Parallel to kinematic features, movement tempo influences the perceived emotions. Temporal attributes of PLDs were found to strongly predict the actor's emotional states in motion-emotion research (Pollick & Paterson, 2008). Fast movements were often associated with happiness and anger, while slow movements were associated with sadness and a neutral mood (de Meijer, 1989; Montepare et al., 1999; Pollick et al., 2001; Roether et al., 2009). Taking this a step further, according to the circumplex model (Feldman Barrett & Russell, 1998), a fast tempo was related to a high arousal level and a slow tempo to low arousal. In contrast, slow and fast movements were found at both ends of the spectrum of the valence scale. While the link between tempo and arousal has often been observed, the correlation between movement tempo and emotional valence is less clear. It cannot be ruled out that a specific tempo represents multiple emotions regarding valence. In a passive viewing task, fast movements were rated angry or happy, while slow movements were rated sad or neutral (Montepare et al., 1999). The ambiguity of the tempo-valence relationship in identifying dance-conveyed emotions was echoed by studies adopting local movements such as knocking (Gross et al., 2010), drinking (Pollick et al., 2001), and walking (Roether et al., 2009). The findings, therefore, call upon further validations, which are part of the goals of the current study.

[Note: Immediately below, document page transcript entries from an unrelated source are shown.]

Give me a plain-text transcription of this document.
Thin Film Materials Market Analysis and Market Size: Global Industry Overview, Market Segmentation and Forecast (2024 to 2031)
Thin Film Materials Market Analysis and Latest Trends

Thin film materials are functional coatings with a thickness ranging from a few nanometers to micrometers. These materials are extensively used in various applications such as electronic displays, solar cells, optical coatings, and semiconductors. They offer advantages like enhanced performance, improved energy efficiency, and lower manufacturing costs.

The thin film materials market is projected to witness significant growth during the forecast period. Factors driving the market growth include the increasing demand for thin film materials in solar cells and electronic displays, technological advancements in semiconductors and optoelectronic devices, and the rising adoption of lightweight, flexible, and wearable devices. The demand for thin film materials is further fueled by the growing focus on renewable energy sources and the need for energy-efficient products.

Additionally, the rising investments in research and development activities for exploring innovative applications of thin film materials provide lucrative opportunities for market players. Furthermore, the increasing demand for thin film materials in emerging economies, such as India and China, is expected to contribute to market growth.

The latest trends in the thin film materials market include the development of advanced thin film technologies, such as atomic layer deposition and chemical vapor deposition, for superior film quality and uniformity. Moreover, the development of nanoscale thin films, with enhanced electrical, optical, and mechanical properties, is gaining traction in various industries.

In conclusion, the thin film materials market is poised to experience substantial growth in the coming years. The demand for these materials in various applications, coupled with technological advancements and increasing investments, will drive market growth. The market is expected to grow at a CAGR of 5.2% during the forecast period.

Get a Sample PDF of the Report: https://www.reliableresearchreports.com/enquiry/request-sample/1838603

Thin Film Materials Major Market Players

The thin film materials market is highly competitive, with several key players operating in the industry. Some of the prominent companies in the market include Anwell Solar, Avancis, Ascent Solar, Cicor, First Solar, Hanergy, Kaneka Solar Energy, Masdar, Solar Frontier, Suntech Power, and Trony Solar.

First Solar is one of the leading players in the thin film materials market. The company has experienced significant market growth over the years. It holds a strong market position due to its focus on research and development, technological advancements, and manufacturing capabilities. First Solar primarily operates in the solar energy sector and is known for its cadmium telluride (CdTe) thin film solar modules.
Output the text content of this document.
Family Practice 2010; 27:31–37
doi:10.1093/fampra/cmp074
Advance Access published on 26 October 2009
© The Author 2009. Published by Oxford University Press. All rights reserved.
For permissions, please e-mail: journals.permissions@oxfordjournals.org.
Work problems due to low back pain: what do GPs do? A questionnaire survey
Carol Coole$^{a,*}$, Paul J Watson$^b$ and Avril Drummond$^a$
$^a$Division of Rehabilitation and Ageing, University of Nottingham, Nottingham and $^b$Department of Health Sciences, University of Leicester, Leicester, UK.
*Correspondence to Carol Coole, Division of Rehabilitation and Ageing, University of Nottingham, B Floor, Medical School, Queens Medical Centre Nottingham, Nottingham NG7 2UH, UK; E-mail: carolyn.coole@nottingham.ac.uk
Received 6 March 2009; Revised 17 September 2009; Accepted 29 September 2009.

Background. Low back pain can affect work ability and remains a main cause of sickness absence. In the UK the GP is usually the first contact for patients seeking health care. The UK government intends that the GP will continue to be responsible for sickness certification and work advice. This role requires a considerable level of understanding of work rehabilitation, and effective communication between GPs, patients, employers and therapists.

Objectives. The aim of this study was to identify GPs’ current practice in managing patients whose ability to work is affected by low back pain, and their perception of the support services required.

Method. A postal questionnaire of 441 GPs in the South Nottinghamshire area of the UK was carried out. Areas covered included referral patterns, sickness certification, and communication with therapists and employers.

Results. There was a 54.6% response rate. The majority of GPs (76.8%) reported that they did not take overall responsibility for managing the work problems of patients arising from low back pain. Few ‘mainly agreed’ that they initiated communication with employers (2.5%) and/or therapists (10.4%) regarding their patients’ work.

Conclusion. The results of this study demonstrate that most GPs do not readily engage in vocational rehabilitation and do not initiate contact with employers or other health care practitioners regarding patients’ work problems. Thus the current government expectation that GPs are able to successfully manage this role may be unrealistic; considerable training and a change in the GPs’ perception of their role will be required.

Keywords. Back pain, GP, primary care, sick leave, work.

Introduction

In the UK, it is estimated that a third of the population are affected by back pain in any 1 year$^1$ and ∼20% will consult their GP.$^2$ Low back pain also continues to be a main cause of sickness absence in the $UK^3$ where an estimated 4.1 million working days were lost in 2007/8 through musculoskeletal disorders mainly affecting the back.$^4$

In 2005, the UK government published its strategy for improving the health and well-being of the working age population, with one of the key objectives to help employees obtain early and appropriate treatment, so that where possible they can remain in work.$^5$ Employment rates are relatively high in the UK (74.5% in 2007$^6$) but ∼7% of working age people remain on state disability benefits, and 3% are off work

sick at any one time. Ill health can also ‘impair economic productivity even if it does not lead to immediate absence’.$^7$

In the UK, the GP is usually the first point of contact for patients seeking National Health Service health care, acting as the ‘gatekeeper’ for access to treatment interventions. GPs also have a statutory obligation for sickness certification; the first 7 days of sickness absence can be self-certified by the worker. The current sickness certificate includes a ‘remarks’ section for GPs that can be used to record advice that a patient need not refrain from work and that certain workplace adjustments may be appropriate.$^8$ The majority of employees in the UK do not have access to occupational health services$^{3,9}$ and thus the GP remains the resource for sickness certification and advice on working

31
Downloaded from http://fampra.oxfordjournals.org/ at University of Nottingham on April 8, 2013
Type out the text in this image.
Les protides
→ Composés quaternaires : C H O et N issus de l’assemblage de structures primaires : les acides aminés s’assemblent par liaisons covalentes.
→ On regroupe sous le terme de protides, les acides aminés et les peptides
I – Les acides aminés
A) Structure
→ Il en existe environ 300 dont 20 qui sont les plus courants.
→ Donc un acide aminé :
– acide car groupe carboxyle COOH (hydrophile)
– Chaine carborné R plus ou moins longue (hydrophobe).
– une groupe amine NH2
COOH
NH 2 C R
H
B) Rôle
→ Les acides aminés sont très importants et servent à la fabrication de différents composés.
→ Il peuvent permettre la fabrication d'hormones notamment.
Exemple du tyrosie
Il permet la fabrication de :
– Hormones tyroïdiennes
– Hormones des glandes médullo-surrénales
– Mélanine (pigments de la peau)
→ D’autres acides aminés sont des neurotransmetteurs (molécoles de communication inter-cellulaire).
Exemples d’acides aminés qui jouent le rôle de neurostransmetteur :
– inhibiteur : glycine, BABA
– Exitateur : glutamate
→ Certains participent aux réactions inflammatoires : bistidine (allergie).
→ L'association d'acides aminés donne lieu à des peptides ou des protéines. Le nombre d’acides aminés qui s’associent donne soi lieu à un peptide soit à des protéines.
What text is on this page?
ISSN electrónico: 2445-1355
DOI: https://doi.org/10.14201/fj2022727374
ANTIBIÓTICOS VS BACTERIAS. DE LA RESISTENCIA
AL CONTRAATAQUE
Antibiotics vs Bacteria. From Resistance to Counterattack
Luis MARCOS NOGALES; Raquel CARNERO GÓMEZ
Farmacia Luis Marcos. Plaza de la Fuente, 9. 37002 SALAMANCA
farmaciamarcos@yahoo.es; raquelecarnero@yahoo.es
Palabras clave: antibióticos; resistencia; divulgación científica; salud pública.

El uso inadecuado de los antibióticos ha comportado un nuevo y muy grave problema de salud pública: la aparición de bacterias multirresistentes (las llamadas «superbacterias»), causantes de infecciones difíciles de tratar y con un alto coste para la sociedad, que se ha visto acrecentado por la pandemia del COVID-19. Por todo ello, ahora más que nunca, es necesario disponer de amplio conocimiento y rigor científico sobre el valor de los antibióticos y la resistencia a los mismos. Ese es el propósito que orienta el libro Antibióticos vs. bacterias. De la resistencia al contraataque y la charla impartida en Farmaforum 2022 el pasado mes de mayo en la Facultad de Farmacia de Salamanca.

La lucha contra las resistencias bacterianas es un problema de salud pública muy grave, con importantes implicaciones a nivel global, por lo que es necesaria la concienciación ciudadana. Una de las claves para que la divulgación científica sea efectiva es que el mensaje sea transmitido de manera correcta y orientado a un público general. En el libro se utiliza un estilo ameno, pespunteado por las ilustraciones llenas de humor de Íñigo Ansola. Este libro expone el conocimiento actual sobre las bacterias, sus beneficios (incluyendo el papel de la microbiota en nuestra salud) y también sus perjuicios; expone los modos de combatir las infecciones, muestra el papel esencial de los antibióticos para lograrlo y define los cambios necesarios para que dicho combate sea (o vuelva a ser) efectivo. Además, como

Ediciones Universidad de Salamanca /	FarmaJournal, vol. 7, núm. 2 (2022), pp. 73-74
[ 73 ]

In addition to tempo, a movement's natural appearance may affect the perceived emotions. The tempo-original and -manipulated movements may be distinguishable from how natural they look. Despite few studies on this topic, naturalness has been frequently used to measure the validity of artificially generated motion in virtual reality (Knopp et al., 2019). Highly natural movements represent a crucial overlap between the temporal patterns of the virtual and realistic movements that match human prediction. Interestingly, Nilsson and colleagues (2015) found that the tempo thresholds for natural treadmill walking in virtual reality are higher than walking in place (WIP), suggesting expectations for the pace of perceptually natural walking depend highly on contexts (treadmill or WIP). The definition of natural walking tempo differs by whether a person is moving forward or not. The finding indicates the possibility that viewers who controlled the avatar for walking in virtual space also considered the temporal attributes of different types of motion. Similarly, when viewing real-time compared to decelerated or accelerated movements, naturalness may be tied to how much they fit with typical, realistic movement features at the corresponding speeds. However, research has yet to explore the connection between tempo and tempo manipulation and perceived naturalness. Although no direct evidence has been found, Chen and colleagues’ (2023) study revealed that prototypical (most representative of the motion type) walking was perceived as more natural and aesthetically pleasing than atypical walking. This study suggested that high naturalness mediates the effects of visual attributes on aesthetic pleasure. Such an effect might be extended to positive emotional valence. The current study aims to investigate whether tempo manipulation affects the perceived naturalness of body movements and, if yes, whether increases in naturalness affect emotional valence positively.
Similar to tempo, the sensory modality also affects the perceived emotions. Preferences for multimodal rather than unimodal information were found for an emotion recognition task, in which facial expressions of fear and disgust, with or without vocal sounds of the consistent emotions, were presented to viewers (Collignon et al., 2008). A significant improvement in emotion discrimination performances was observed when PLDs of human movements were integrated with voices that expressed affective states, such as anger and fear, compared to neutral voices (Jessen et al., 2012). Multimodal information also increases perceived arousal. A study investigated how visual kinematic features and auditory information contribute to emotion perception in musical performances (Vuoskoski et al., 2016). The findings suggest that the audiovisual condition was perceived higher in emotional arousal than the visual-only condition, while the latter was also rated less positive in valence. The impact of tempo (e.g., comparing 72 BPM to 184 BPM in Droit-Volet et al., 2013; Wöllner et al., 2018), particularly tempo-manipulated movements, is yet to be investigated. Tempo acceleration and deceleration are typically accompanied by auditory information in movies, commercials, or sports, giving rise to strong emotional responses (e.g., Wöllner et al., 2018; Yin et al., 2021). Understanding the effect of sensory modalities in tempo manipulation will shed light on the realistic use of movements in audiovisual media. Therefore, another goal of the current study is to compare visual and audiovisual presentations of the same movements in tempo-original and -manipulated conditions for their effects on the perceived emotions.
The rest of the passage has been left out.